Arizona workers often have jobs that involve repetitive motion. This may be sweeping, typing or even scanning items at a register. Whatever the cause, repetitive motion can lead to repetitive stress injuries (RSIs). One potent RSI is carpal tunnel syndrome (CTS). Today we will look at the short and long term impacts that CTS has. 

Mayo Clinic takes a look at the signs of carpal tunnel syndrome. Pain and sensations of numbness are common. You may feel a tingling or electric shock as well. The affected hand often hurts more when in motion. But it can even hurt while at rest. The pain of CTS is often downplayed by people who do not understand. It is common myth that CTS is easy to live with. On the contrary, CTS has the potential to be debilitating. 

There is no magical cure for CTS. Treatment are often supportive. They involve reducing the swelling or avoiding activities that agitate the wrist. Sufferers should wear braces when possible and take as many breaks as they can. Steroid therapy is also a tool doctors may use. Bad cases often need surgery for the chance of a full recovery. This can injure blood vessels and create scar tissue formation.
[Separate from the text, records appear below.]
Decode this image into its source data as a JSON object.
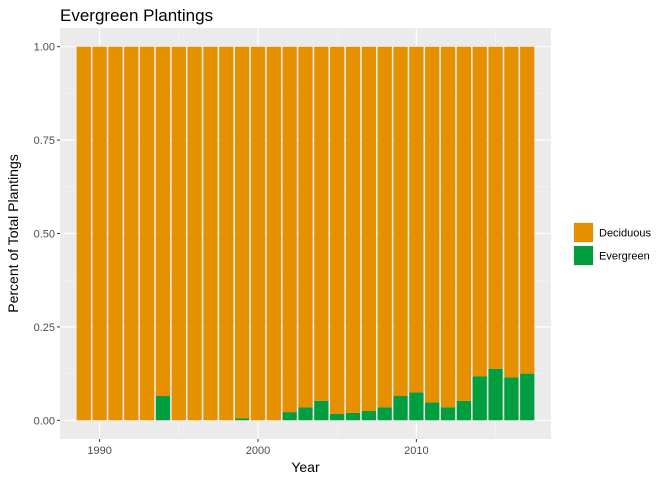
{
  "chart_data": {
    "type": "bar",
    "stacked": true,
    "title": "Evergreen Plantings",
    "xlabel": "Year",
    "ylabel": "Percent of Total Plantings",
    "xlim": [
      1987.5,
      2018.5
    ],
    "ylim": [
      -0.05,
      1.05
    ],
    "x_ticks": [
      1990,
      2000,
      2010
    ],
    "y_ticks": [
      0,
      0.25,
      0.5,
      0.75,
      1
    ],
    "y_tick_labels": [
      "0.00",
      "0.25",
      "0.50",
      "0.75",
      "1.00"
    ],
    "grid": true,
    "legend_position": "right",
    "x": [
      1989,
      1990,
      1991,
      1992,
      1993,
      1994,
      1995,
      1996,
      1997,
      1998,
      1999,
      2000,
      2001,
      2002,
      2003,
      2004,
      2005,
      2006,
      2007,
      2008,
      2009,
      2010,
      2011,
      2012,
      2013,
      2014,
      2015,
      2016,
      2017
    ],
    "series": [
      {
        "name": "Deciduous",
        "color": "#E69000",
        "values": [
          1,
          1,
          1,
          1,
          1,
          0.935,
          1,
          1,
          1,
          1,
          0.995,
          1,
          1,
          0.978,
          0.965,
          0.948,
          0.983,
          0.98,
          0.975,
          0.965,
          0.935,
          0.925,
          0.952,
          0.965,
          0.948,
          0.882,
          0.862,
          0.885,
          0.875
        ]
      },
      {
        "name": "Evergreen",
        "color": "#009E3E",
        "values": [
          0,
          0,
          0,
          0,
          0,
          0.065,
          0,
          0,
          0,
          0,
          0.005,
          0,
          0,
          0.022,
          0.035,
          0.052,
          0.017,
          0.02,
          0.025,
          0.035,
          0.065,
          0.075,
          0.048,
          0.035,
          0.052,
          0.118,
          0.138,
          0.115,
          0.125
        ]
      }
    ]
  }
}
But it can also relieve the sufferer’s pain. 

CTS is a progressive injury. This means it will not get better if you ignore it. In fact, it often worsens over time without proper care. Once you have CTS, combating it is important. If you do not, CTS can worsen to debilitating levels. In some cases, victims are unable to continue working. This takes a huge financial toll on them, and it can do the same to anyone.